A pyrene fluorescence technique and microchamber for measurement of oxygen consumption of single isolated axons

Pyrene fluorescence is quenched by oxygen in an inverse and linear manner related to the partial pressure of O₂ in solution. We have developed a microchamber for measuring Q ̇_O2 of a single isolated axon, monitoring the change in fluorescence of a pyrene probe. The probe consists of a Spectra/Por dialysis hollow fiber filled with 2.5 mm pyrene in paraffin oil. The probe is inserted into a 1-mm-i.d. 2-cm-long quartz capillary tube with a freshly isolated crayfish medial giant axon. The capillary is mounted in an apparatus that forms an air- and water-tight seal except for a 0.2-mm-i.d. stainless steel tube at both ends permitting the exchange of solutions. An Olympus inverted microscope, equipped with epifluorescence optics and a 150-W xenon lamp, is used to view the preparation, generate the excitation light, and monitor the emitted fluorescence with a photomultiplier tube placed in the microscope TV port. A dichroic filter unit is utilized to select an excitation wavelength of 350 nm and collect emitted light above 420 nm. The signal is amplified with a Keithley 480 picoammeter and recorded on a strip chart.
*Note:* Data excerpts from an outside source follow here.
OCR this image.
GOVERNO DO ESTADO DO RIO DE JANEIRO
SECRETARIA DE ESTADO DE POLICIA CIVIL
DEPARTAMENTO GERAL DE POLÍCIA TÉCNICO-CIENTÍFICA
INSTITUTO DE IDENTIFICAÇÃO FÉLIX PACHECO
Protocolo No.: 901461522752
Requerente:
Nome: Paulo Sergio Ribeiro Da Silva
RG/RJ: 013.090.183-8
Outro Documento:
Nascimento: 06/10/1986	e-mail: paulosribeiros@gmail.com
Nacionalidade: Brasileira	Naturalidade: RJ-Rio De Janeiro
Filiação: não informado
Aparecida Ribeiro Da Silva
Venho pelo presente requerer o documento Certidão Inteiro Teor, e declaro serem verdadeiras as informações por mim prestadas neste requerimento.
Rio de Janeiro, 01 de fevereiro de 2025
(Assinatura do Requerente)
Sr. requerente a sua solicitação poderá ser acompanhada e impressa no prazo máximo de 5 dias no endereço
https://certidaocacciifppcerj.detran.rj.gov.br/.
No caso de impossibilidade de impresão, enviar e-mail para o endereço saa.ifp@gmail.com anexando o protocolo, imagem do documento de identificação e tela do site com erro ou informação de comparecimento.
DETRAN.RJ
Q ̇_O2 of isolated axons was 552 ± 70 × 10^-6 mol O₂/liter tissue × min. Following sequential treatment with 2 mm ouabain and 2 mm NaCN, Q ̇_O2 decreased by 22 and 82%, respectively. These data are consistent with Q ̇_O2 measurements of whole nerve cord made with a Clark electrode O₂ monitor. With minimal modification this system could be used for metabolic measurements on small quantities of cells in culture, microgram quantities of biopsy material, and simultaneous measurements of Q ̇_O2 and contraction of single muscle fibers.